# Any red snapper?



## AfterHours2 (Aug 2, 2010)

Today was the first day of the opening of the infamous and protected ARS mini season. Did anyone do any good? I'm not heading out until Sunday but the boat cruised without me today and only managed to slay the Cobes and Kings like usual. It's amazing how once the season opens up these pesky bastards know its hiding time :-[


----------



## TwoKids (Jan 2, 2013)

My crew went without me as well and despite the full moon they did good. Caught a total of 14 ARS (kept their limit of 7) and a monster cobia. No biggin ARS, all in the 7-15 range. The cobia was 75+. No grouper. Out of Ponce in 120'. Got checked by the man on the way in. P-lot at the ramp was slap full. They did say the bite shut off all at once around 1000. They were in shortly after noon.


----------



## AfterHours2 (Aug 2, 2010)

Well, today the VRO took a dump on us so the boats grounded until next week. Anyone heading out of east central tomorrow?


----------



## erussell (Mar 31, 2011)

We went NE out of Port Canaveral on Saturday, got our limit, smallest ARS we kept was 16lbs. Got a nice mid 20's gag and a solid scamp. Like posted above the fishing shut off at about 10:30 for us.


----------



## TwoKids (Jan 2, 2013)

Great family day out of ponce today, weather was perfect, ocean was like glass. Bite was hot all day in 120' and on fire between 1100-1200. Limited out on ARS (3 were over 15), had dolphin and AJs show up around the boat to keep the kids busy.  Also caught some nice size red grouper. While catching bait in the morning I snagged something I've never seen before, a mantis shrimp. It is an amazing looking creature.


----------



## AfterHours2 (Aug 2, 2010)

Nice job Twokids [smiley=1-thumbsup3.gif] [smiley=1-thumbsup3.gif]

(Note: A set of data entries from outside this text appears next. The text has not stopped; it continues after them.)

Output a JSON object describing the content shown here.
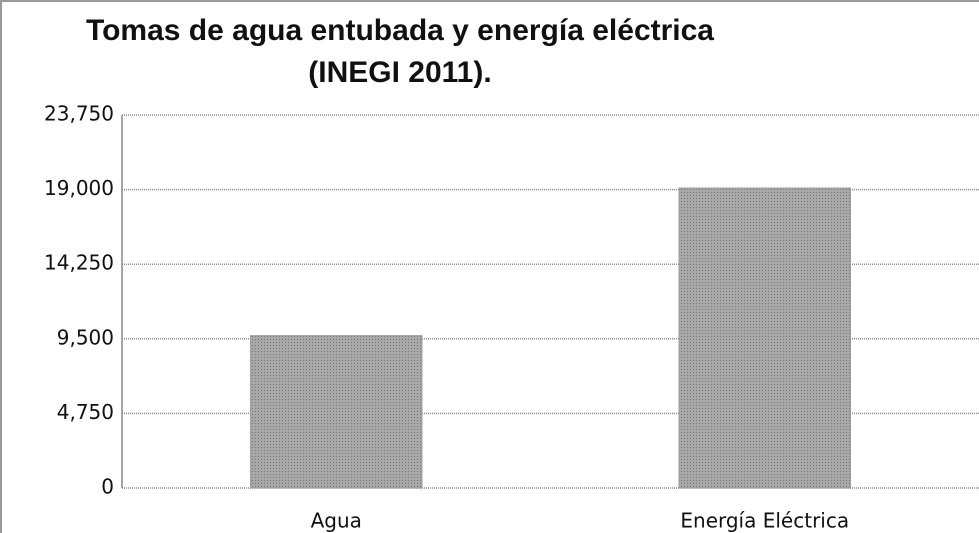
{
  "chart_data": {
    "type": "bar",
    "title": "Tomas de agua entubada y energía eléctrica",
    "subtitle": "(INEGI 2011).",
    "categories": [
      "Agua",
      "Energía Eléctrica"
    ],
    "values": [
      9700,
      19100
    ],
    "color": "#9a9a9a",
    "ylim": [
      0,
      23750
    ],
    "yticks": [
      0,
      {
        "value": 4750,
        "label": "4,750"
      },
      {
        "value": 9500,
        "label": "9,500"
      },
      {
        "value": 14250,
        "label": "14,250"
      },
      {
        "value": 19000,
        "label": "19,000"
      },
      {
        "value": 23750,
        "label": "23,750"
      }
    ],
    "grid": true
  }
}
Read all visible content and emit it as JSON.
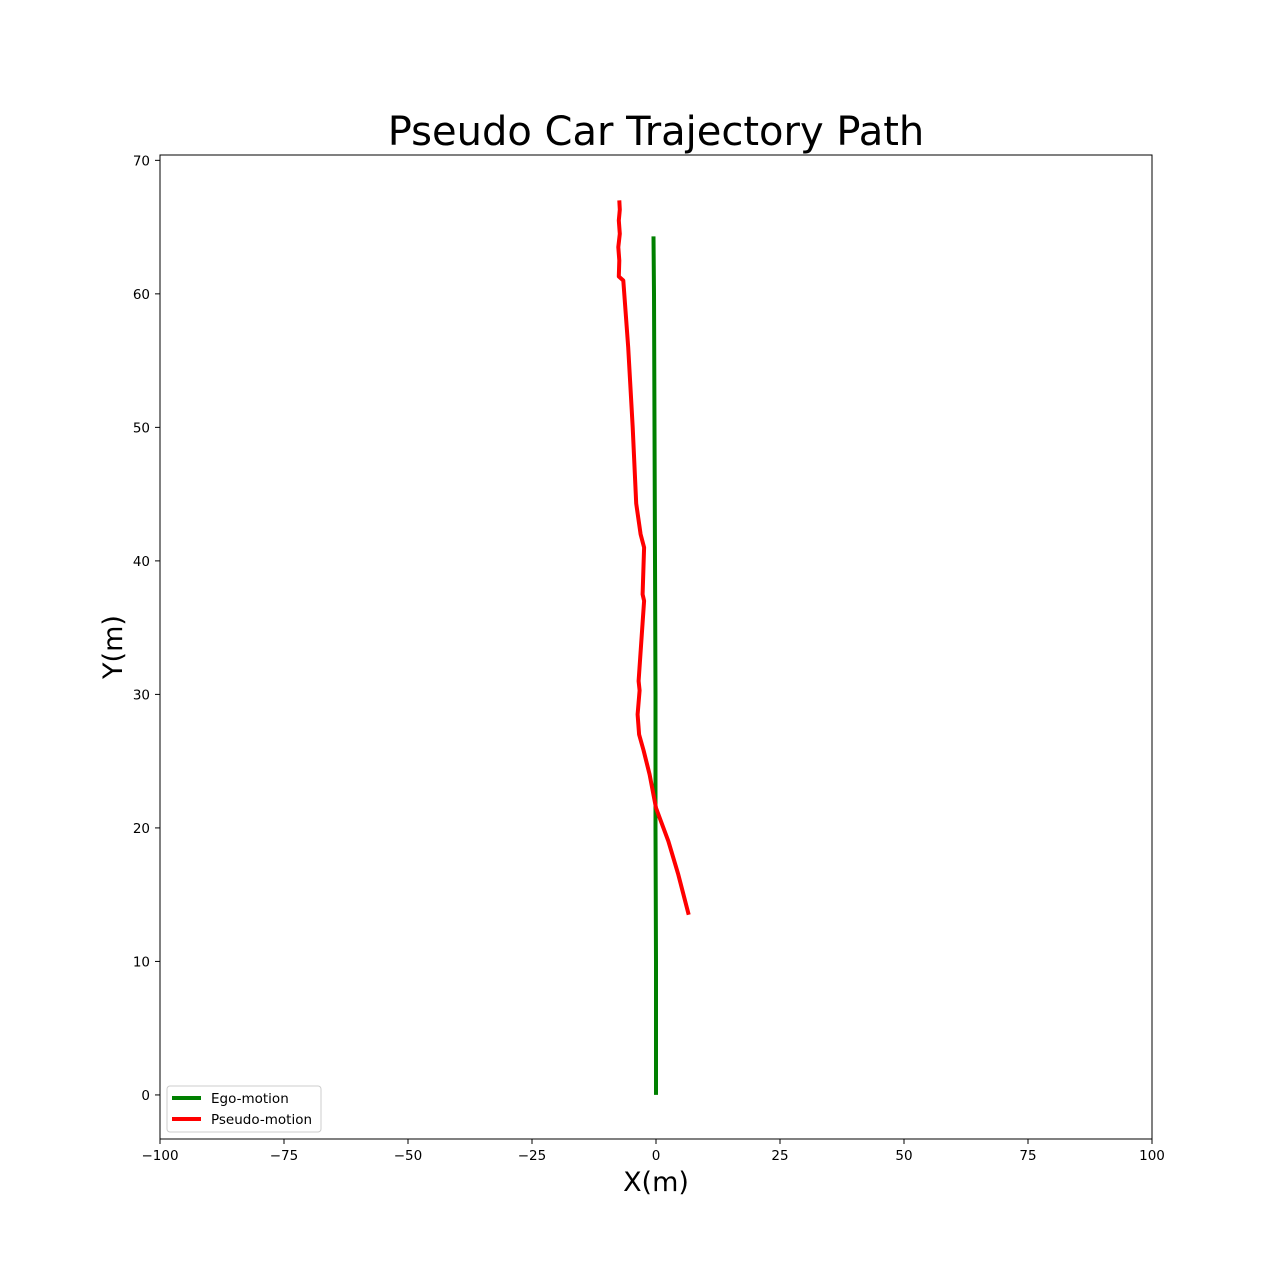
{
  "chart_data": {
    "type": "line",
    "title": "Pseudo Car Trajectory Path",
    "xlabel": "X(m)",
    "ylabel": "Y(m)",
    "xlim": [
      -100,
      100
    ],
    "ylim": [
      -3.3,
      70.4
    ],
    "grid": false,
    "legend_position": "lower-left",
    "x_ticks": [
      -100,
      -75,
      -50,
      -25,
      0,
      25,
      50,
      75,
      100
    ],
    "x_tick_labels": [
      "−100",
      "−75",
      "−50",
      "−25",
      "0",
      "25",
      "50",
      "75",
      "100"
    ],
    "y_ticks": [
      0,
      10,
      20,
      30,
      40,
      50,
      60,
      70
    ],
    "y_tick_labels": [
      "0",
      "10",
      "20",
      "30",
      "40",
      "50",
      "60",
      "70"
    ],
    "series": [
      {
        "name": "Ego-motion",
        "color": "#008000",
        "x": [
          0.0,
          0.0,
          -0.1,
          -0.1,
          -0.2,
          -0.3,
          -0.4,
          -0.5
        ],
        "y": [
          0.0,
          10.0,
          20.0,
          30.0,
          40.0,
          50.0,
          60.0,
          64.3
        ]
      },
      {
        "name": "Pseudo-motion",
        "color": "#ff0000",
        "x": [
          6.6,
          4.5,
          2.5,
          0.0,
          -1.3,
          -2.5,
          -3.4,
          -3.7,
          -3.3,
          -3.5,
          -2.4,
          -2.7,
          -2.4,
          -3.1,
          -4.0,
          -4.7,
          -5.6,
          -6.6,
          -7.5,
          -7.4,
          -7.6,
          -7.3,
          -7.5,
          -7.3,
          -7.4
        ],
        "y": [
          13.5,
          16.5,
          19.0,
          21.5,
          24.0,
          25.8,
          27.0,
          28.5,
          30.3,
          31.0,
          37.0,
          37.5,
          41.0,
          42.0,
          44.3,
          50.0,
          56.0,
          61.0,
          61.3,
          62.5,
          63.5,
          64.5,
          65.5,
          66.3,
          67.0
        ]
      }
    ]
  }
}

Not as many reds here but the dolphin were out of canaveral too


----------



## cutrunner (Jun 8, 2010)

Did you eat the mantis shrimp?


----------



## TwoKids (Jan 2, 2013)

No. An Atlantic Sharpnose did. I'll tell you what, that joker wreaked havoc in the live well. It took out 3 pinfish while waiting his turn.


----------



## CurtisWright (May 9, 2012)

It was slick calm a few weekends ago. I managed to get the Fowl River 16 offshore for some micro snapper fishing. only stayed for about 15 min but we caught a 20lb red and then high tailed it back in.


----------